What is a Regulatory Budget?

A regulatory budget is a reference to policies that restrict the amount of spending that a federal administrative agency can impose through regulation. In our studies, we take a look at understanding how regulatory budgeting affects the economy as a whole.

The first publication below, Legislative Impact Accounting: Incorporating Prospective and Retrospective Review into a Regulatory Budget, proposes using a better method for Congress to overcome information scarcity. This is in regard to how regulation has an economic impact on taxes and spending. The findings show a reason why tracking is essential to the budgetary process. This method referred to as legislative impact accounting (LIA), builds on the concept of regulatory budgeting. The paper goes on to discuss how LIA can provide Congress with enough actionable information to help improve the regulatory and budgeting process with the help of RegData.

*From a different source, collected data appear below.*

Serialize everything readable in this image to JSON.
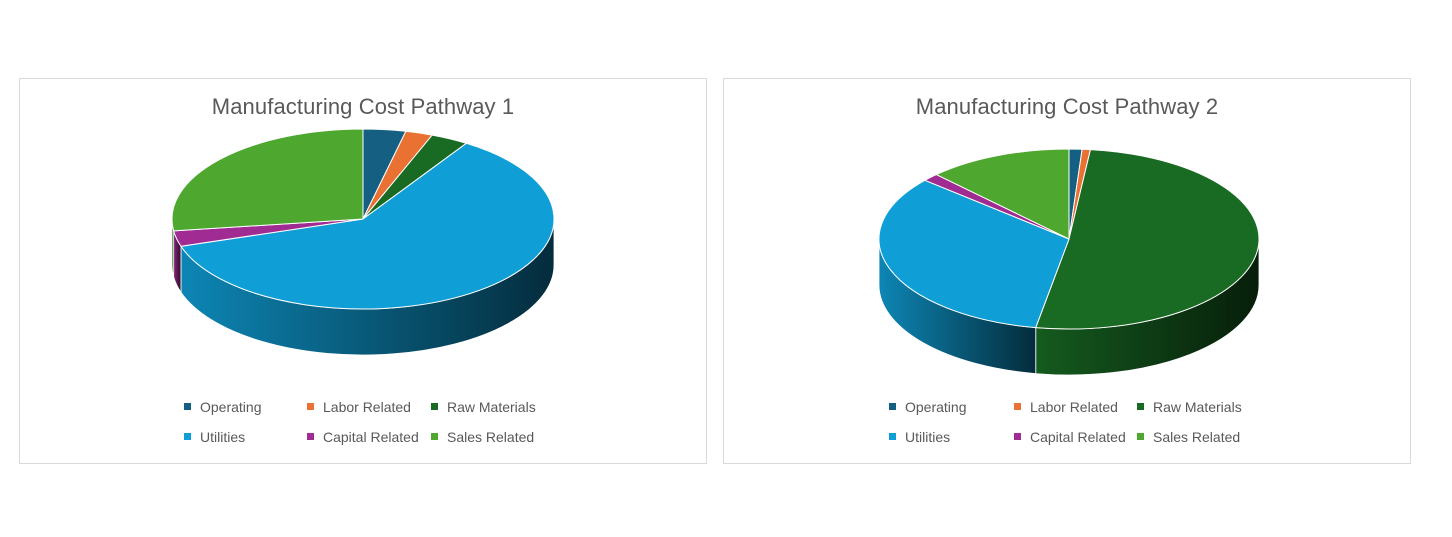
{
  "legend_labels": [
    "Operating",
    "Labor Related",
    "Raw Materials",
    "Utilities",
    "Capital Related",
    "Sales Related"
  ],
  "colors": {
    "Operating": "#156082",
    "Labor Related": "#e97132",
    "Raw Materials": "#196b24",
    "Utilities": "#0f9ed5",
    "Capital Related": "#a02b93",
    "Sales Related": "#4ea72e"
  },
  "chart_data": [
    {
      "type": "pie",
      "title": "Manufacturing Cost Pathway 1",
      "categories": [
        "Operating",
        "Labor Related",
        "Raw Materials",
        "Utilities",
        "Capital Related",
        "Sales Related"
      ],
      "values": [
        3.6,
        2.3,
        3.2,
        61.0,
        2.8,
        27.1
      ],
      "style": "3d",
      "legend": "bottom"
    },
    {
      "type": "pie",
      "title": "Manufacturing Cost Pathway 2",
      "categories": [
        "Operating",
        "Labor Related",
        "Raw Materials",
        "Utilities",
        "Capital Related",
        "Sales Related"
      ],
      "values": [
        1.1,
        0.7,
        51.0,
        33.5,
        1.4,
        12.3
      ],
      "style": "3d",
      "legend": "bottom"
    }
  ]
}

The second publication examines the government of British Columbia and its attempt at reducing its regulatory burden by about one-third through the use of a regulatory budget. Three years after this plan was enacted British Colombia saw major success and managed to reduce its regulatory burden by 36 percent. This paper delves into this success and gives a closer examination of how much the regulatory reform attributed to the economic turnaround that they achieved.

Take a look at these publications to better understand how using RegData can help you better understand the effects of regulatory budgeting on the economy and business.

+ Legislative Impact Accounting: Incorporating Prospective and Retrospective Review into a Regulatory Budget

BY: Jason J. Fichtner, Patrick A. McLaughlin, Adam N. Michel
DATE: December, 2017

Abstract: Congressional decision-making suffers from scarce information about the scope and economic consequences of legislative actions. This paper proposes a better method to overcome congressional information scarcity. Our proposal relies on the premise that regulations have similar economic effects as taxes and spending, and therefore should be scored and tracked as part of the budget process. Our proposed system of legislative impact accounting (LIA) builds on the concept of a regulatory budget by developing a system for both prospective and retrospective review to create an effective feedback loop to better communicate information about economic effects of regulations to Congress

+ Regulation and Economic Growth: Evidence from British Columbia’s Experiment in Regulatory Budgeting

BY: Bentley Coffey & Patrick McLaughlin
DATE: June 1,2021

Abstract: We exploit a quasi-natural experiment to identify the effect of regulatory accumulation on economic growth. Following a decade of poor economic growth, the Canadian province of British Columbia implemented a regulatory budget in 2001. We use a difference-in-differences strategy to estimate the effect of this policy intervention, finding that British Columbia’s growth rate increased by about 25 percent relative to other provinces. We also present a set of regressions that, using data from the RegData project, directly account for changes to the stock of regulations as a possible determinant of economic growth. We find that regulatory budgeting, as implemented in British Columbia, is associated with much-improved economic performance. A 1 percent increase in the stock of regulations is associated with a 0.028 percent decrease in year-to-year economic growth. This finding implies that British Columbia’s regulatory budget experiment, through reducing the quantity of regulations by about 36 percent, positively affected year-to-year growth by approximately 1 percentage point.